Pity and something indefinable danced in his gaze. “You looked like you would perish from the grief running through you, like you would never hope again. It was either I slap you or you slap me.”
She didn’t want to owe him more than she already did. “Now you know what we all see when we look at you.”
She thought he would laugh at her. Instead, a thoughtful look dawned on his face. “Is that why you are here, Nikhat? Because you pity me?”
Folding her arms, she faced him. “That’s the one thing I can truthfully say I have never felt for you, Azeez. You make it hard to pity you.”
Relief dawned in his gaze. With his hands gripping the armrest, he sank into the chaise. “Ayaan will order your father to let you see them. He will have no choice but to follow his orders. Having to choose between your family and your profession, or anything else, is not something anyone should have to face.”
Their gazes held, a wealth of memories fighting for breath in the air around them. He had spoken those words to her before too. He had made promises and he had kept every single one of them.

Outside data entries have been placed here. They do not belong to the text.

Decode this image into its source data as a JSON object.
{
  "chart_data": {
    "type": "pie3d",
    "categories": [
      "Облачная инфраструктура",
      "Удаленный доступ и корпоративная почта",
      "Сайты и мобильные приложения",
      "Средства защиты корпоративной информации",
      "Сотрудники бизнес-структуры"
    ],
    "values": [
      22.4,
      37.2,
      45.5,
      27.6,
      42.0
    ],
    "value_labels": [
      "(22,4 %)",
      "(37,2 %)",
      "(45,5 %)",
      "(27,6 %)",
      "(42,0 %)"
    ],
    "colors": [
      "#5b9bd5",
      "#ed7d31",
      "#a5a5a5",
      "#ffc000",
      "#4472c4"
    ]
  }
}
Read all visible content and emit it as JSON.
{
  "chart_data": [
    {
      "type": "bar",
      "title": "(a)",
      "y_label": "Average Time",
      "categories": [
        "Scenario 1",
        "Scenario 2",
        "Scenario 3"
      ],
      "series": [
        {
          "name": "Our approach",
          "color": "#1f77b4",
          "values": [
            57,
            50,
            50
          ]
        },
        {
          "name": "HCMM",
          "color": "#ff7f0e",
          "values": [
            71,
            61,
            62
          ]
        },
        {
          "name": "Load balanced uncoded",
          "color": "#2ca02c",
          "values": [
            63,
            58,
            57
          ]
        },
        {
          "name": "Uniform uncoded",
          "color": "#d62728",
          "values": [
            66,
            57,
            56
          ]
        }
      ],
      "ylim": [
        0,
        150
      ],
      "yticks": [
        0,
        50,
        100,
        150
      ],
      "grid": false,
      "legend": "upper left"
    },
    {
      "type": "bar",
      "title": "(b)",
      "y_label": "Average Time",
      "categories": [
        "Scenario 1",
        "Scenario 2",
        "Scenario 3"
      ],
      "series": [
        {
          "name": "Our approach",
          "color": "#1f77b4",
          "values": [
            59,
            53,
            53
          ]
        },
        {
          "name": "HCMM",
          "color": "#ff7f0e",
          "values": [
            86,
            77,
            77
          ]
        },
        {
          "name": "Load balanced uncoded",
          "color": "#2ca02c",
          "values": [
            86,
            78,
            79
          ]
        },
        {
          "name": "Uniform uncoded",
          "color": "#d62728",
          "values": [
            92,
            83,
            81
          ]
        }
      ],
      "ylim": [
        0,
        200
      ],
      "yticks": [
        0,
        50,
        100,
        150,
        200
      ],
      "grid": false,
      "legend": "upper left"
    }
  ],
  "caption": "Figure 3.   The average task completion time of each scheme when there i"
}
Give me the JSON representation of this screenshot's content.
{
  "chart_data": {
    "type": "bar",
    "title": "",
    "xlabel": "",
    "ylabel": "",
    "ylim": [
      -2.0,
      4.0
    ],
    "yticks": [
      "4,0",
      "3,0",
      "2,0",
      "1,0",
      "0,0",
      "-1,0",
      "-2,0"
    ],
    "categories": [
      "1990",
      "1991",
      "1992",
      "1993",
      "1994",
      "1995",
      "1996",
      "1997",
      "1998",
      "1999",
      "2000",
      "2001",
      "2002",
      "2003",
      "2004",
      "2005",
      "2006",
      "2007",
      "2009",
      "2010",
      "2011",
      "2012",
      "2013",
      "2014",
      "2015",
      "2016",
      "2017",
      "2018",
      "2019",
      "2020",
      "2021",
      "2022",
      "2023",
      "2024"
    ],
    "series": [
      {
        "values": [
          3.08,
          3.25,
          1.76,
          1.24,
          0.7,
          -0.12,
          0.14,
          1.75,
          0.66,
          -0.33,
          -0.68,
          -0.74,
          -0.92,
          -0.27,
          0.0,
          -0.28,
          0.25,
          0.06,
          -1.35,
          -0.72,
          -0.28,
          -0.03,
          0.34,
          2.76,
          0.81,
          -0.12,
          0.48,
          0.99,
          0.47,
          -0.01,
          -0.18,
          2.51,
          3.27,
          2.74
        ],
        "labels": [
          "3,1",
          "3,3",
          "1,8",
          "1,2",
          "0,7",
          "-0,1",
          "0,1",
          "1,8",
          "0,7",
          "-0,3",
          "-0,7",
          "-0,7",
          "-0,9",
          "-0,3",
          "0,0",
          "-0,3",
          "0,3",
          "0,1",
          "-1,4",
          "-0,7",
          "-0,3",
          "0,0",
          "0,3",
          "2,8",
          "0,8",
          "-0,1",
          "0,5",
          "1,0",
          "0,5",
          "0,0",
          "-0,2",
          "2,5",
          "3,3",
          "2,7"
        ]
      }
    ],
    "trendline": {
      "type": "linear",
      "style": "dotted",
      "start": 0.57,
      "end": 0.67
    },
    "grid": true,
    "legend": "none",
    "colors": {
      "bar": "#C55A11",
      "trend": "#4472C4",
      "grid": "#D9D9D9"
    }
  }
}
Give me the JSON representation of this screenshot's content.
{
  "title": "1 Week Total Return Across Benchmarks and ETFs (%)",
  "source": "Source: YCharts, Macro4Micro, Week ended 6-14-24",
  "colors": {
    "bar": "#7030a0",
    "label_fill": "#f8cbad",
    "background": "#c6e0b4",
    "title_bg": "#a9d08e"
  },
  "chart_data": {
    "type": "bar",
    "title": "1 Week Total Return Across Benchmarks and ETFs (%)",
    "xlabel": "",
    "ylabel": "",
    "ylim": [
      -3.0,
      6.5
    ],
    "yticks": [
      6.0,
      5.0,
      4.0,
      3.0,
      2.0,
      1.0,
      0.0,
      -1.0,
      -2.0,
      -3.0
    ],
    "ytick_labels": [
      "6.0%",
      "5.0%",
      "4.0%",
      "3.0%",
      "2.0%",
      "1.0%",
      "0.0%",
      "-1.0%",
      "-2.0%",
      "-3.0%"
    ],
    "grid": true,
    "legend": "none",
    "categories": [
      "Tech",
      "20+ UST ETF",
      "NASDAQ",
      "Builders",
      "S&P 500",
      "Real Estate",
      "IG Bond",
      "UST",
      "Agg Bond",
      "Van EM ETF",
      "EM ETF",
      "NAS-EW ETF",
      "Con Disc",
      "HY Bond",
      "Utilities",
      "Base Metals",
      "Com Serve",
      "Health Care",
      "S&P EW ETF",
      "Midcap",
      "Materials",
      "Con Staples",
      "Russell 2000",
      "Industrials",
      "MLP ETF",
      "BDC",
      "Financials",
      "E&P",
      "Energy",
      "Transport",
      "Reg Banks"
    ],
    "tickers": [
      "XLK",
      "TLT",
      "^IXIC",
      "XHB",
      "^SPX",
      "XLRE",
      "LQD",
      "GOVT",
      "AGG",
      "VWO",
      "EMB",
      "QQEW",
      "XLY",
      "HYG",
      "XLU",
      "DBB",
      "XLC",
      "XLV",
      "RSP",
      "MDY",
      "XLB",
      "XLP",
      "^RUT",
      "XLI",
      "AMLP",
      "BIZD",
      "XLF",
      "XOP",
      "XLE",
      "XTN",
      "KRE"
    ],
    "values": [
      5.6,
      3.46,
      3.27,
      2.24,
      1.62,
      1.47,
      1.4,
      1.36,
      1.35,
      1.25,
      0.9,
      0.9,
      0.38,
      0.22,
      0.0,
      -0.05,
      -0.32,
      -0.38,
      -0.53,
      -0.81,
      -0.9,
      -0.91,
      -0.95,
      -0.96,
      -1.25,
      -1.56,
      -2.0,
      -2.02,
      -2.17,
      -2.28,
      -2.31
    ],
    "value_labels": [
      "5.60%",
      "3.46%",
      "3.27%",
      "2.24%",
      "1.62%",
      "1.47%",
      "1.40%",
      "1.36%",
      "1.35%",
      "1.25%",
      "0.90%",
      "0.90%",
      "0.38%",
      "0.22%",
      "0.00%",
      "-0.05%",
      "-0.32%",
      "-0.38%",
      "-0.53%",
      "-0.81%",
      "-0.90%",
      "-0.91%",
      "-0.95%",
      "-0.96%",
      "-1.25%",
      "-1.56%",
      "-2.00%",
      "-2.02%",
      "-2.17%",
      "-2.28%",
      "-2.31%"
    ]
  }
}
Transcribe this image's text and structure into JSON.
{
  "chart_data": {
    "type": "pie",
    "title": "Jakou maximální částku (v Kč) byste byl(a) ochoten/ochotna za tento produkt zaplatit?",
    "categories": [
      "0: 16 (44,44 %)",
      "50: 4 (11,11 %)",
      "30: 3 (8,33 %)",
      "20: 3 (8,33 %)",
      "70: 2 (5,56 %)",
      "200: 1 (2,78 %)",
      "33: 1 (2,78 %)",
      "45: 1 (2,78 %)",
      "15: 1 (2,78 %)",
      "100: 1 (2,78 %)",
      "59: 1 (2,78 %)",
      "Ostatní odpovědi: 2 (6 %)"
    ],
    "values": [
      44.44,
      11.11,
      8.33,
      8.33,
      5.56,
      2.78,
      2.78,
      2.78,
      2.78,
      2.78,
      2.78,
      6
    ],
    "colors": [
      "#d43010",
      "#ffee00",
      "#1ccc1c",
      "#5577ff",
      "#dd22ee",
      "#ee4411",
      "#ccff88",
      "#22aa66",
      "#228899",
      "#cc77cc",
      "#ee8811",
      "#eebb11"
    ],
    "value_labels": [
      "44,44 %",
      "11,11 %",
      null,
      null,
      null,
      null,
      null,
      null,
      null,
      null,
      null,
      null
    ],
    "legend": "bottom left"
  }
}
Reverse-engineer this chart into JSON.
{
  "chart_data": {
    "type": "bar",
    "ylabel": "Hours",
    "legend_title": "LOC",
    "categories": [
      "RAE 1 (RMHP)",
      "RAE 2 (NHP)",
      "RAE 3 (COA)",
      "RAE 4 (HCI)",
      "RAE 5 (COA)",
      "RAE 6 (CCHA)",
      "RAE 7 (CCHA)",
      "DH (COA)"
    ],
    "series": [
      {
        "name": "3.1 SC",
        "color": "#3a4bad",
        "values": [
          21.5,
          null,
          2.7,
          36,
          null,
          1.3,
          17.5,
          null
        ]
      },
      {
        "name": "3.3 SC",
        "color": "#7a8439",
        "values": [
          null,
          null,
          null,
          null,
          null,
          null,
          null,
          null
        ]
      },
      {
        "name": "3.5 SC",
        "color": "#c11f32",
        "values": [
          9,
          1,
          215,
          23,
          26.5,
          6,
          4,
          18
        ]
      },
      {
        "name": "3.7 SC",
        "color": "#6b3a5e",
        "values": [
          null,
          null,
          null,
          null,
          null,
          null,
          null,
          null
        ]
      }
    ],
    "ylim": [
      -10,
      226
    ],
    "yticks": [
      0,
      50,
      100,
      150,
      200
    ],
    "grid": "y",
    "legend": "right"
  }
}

She…she had made one promise. And she hadn’t been able to keep it.
Shaking her head, she pushed those memories back to where they belonged. “My father’s right. I don’t know where I’m going to be in six months’ time. With a future so uncertain, it is better I stay away from my sisters.”
“Or you could simply leave. I will help you get out of the palace. Ayaan will not force you to return.”
“Are you so eager to be rid of me, Azeez?” She regretted the words the instant they were out.
“Yes, I would like nothing more than for you to leave,” he said with crippling honesty that had always been a part of him.
Taking the option he was giving her, going back to New York where she had unfettered freedom, where her every movement, small and big, wasn’t dictated by someone else, away from the man looking up at her with a dark fire that drew her nearer every day, it was the easiest thing to do.
She could save both of them from the misery of reliving a painful past because, try as she might, it kept rearing up its head.